Summary (from the publisher): Faith, I tell them, is a mystery, elusive to many, and never easy to explain.Sweeping and lyrical, spellbinding and unforgettable, David Ebershoff’s The 19th Wife combines epic historical fiction with a modern murder mystery to create a brilliant novel of literary suspense.

It is 1875, and Ann Eliza Young has recently separated from her powerful husband, Brigham Young, prophet and leader of the Mormon Church. Expelled and an outcast, Ann Eliza embarks on a crusade to end polygamy in the United States. A rich account of a family’s polygamous history is revealed, including how a young woman became a plural wife.

Soon after Ann Eliza’s story begins, a second exquisite narrative unfolds–a tale of murder involving a polygamist family in present-day Utah. Jordan Scott, a young man who was thrown out of his fundamentalist sect years earlier, must reenter the world that cast him aside in order to discover the truth behind his father’s death.

And as Ann Eliza’s narrative intertwines with that of Jordan’s search, readers are pulled deeper into the mysteries of love and faith.

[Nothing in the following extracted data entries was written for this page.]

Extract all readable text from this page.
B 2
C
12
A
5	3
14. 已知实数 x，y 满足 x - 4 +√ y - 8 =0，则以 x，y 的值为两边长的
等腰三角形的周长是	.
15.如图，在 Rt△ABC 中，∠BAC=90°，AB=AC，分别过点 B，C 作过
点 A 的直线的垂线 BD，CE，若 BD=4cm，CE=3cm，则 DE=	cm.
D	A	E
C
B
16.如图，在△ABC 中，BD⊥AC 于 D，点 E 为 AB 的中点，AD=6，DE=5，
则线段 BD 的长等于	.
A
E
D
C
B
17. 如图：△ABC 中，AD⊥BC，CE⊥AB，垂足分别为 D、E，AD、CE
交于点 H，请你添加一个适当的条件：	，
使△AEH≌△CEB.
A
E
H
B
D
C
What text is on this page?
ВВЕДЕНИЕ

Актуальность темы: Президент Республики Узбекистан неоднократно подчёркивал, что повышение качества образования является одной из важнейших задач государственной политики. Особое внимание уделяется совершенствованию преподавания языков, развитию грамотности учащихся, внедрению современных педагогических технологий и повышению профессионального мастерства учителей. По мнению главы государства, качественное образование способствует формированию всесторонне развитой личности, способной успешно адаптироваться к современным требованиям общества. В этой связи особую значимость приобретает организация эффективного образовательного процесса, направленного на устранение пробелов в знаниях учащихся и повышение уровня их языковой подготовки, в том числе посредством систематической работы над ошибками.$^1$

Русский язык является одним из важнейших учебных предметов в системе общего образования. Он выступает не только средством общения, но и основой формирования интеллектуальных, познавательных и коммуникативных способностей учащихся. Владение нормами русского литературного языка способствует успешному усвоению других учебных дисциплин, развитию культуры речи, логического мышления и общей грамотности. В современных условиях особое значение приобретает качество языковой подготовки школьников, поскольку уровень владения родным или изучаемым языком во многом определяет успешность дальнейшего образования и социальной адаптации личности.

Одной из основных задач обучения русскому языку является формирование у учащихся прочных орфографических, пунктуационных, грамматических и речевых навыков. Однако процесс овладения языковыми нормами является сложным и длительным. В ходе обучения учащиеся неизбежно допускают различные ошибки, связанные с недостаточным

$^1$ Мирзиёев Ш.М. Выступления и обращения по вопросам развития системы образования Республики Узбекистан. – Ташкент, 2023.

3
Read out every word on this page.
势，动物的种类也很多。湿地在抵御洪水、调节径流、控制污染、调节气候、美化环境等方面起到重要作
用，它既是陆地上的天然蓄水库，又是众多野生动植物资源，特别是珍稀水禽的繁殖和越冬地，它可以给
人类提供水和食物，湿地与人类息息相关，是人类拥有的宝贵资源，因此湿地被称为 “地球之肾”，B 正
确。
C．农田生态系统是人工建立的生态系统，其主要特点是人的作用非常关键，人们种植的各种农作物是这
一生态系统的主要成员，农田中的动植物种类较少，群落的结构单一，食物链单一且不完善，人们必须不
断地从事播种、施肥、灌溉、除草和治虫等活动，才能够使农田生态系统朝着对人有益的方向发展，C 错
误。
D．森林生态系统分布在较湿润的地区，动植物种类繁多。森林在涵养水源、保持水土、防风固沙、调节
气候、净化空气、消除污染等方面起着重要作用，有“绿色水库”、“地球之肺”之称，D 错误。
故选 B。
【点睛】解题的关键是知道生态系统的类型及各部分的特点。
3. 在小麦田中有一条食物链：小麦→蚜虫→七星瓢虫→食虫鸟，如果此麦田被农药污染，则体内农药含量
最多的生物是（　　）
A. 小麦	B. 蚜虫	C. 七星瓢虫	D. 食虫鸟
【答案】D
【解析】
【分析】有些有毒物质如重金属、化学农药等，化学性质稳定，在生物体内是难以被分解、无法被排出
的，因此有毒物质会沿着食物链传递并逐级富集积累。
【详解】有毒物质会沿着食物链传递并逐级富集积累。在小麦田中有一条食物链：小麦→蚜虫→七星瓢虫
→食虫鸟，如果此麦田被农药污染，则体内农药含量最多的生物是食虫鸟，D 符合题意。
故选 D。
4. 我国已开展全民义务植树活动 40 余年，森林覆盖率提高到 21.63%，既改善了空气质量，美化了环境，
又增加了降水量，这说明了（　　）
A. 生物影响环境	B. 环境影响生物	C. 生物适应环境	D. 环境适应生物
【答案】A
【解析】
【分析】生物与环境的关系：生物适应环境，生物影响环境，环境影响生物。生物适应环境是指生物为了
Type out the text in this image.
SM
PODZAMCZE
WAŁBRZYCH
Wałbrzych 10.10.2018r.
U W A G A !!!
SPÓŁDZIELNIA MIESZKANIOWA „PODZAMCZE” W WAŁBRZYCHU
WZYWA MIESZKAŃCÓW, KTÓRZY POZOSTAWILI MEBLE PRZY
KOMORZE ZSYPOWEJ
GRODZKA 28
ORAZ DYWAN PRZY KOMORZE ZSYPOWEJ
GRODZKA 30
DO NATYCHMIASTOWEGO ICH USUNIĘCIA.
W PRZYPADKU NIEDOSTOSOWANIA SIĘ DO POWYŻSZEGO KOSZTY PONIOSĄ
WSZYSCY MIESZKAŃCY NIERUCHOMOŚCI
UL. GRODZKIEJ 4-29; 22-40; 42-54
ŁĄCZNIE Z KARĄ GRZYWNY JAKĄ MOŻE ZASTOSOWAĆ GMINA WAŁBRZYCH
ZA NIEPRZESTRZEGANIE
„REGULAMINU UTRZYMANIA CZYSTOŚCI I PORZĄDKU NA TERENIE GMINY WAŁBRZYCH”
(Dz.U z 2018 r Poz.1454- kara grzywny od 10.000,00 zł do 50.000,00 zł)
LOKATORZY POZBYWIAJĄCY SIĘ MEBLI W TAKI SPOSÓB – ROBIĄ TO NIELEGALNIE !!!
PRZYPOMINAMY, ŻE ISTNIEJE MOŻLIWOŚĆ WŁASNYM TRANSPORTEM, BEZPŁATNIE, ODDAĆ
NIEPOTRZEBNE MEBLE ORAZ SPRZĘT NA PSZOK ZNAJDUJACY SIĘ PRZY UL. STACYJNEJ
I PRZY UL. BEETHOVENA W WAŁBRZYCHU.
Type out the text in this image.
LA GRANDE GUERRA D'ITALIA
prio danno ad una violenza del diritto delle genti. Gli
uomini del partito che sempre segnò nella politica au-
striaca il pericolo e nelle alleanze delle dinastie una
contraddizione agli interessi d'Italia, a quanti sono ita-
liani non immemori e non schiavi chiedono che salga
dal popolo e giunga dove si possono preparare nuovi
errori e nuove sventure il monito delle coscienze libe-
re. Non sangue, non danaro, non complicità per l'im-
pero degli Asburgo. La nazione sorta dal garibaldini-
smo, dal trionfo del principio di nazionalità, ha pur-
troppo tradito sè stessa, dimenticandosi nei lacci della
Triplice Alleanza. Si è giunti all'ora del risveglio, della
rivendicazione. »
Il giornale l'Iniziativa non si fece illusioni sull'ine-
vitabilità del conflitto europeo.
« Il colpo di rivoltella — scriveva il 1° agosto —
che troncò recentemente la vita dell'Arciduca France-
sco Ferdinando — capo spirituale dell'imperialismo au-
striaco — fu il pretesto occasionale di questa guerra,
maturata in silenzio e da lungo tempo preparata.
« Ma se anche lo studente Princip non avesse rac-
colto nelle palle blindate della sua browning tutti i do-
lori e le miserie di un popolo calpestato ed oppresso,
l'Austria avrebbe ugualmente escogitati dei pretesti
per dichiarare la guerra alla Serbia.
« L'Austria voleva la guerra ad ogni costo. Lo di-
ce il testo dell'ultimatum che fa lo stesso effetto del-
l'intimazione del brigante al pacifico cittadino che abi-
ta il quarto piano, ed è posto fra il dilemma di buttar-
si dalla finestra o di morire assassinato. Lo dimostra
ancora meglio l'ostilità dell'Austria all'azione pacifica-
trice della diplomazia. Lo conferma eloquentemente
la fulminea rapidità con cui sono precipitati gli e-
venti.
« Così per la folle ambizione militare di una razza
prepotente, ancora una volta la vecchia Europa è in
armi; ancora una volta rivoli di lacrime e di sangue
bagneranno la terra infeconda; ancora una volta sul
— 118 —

Review: Excellent writing. This novel interweaves the stories of Brigham Young's notorious 19th wife, Eliza Ann Young, who divorced him and publicly denounced her prophet's teachings in 1875 and the fictional 2006 murder of a polygamous leader whose 19th wife is jailed as a result. I honestly liked the Eliza Ann storyline better, especially how Ebershoff wrote those sections as a series of historical documents/archives but the present day story offered nice symmetry. My only frustration was with the too good to be true ending for the fictional 2006 plotline.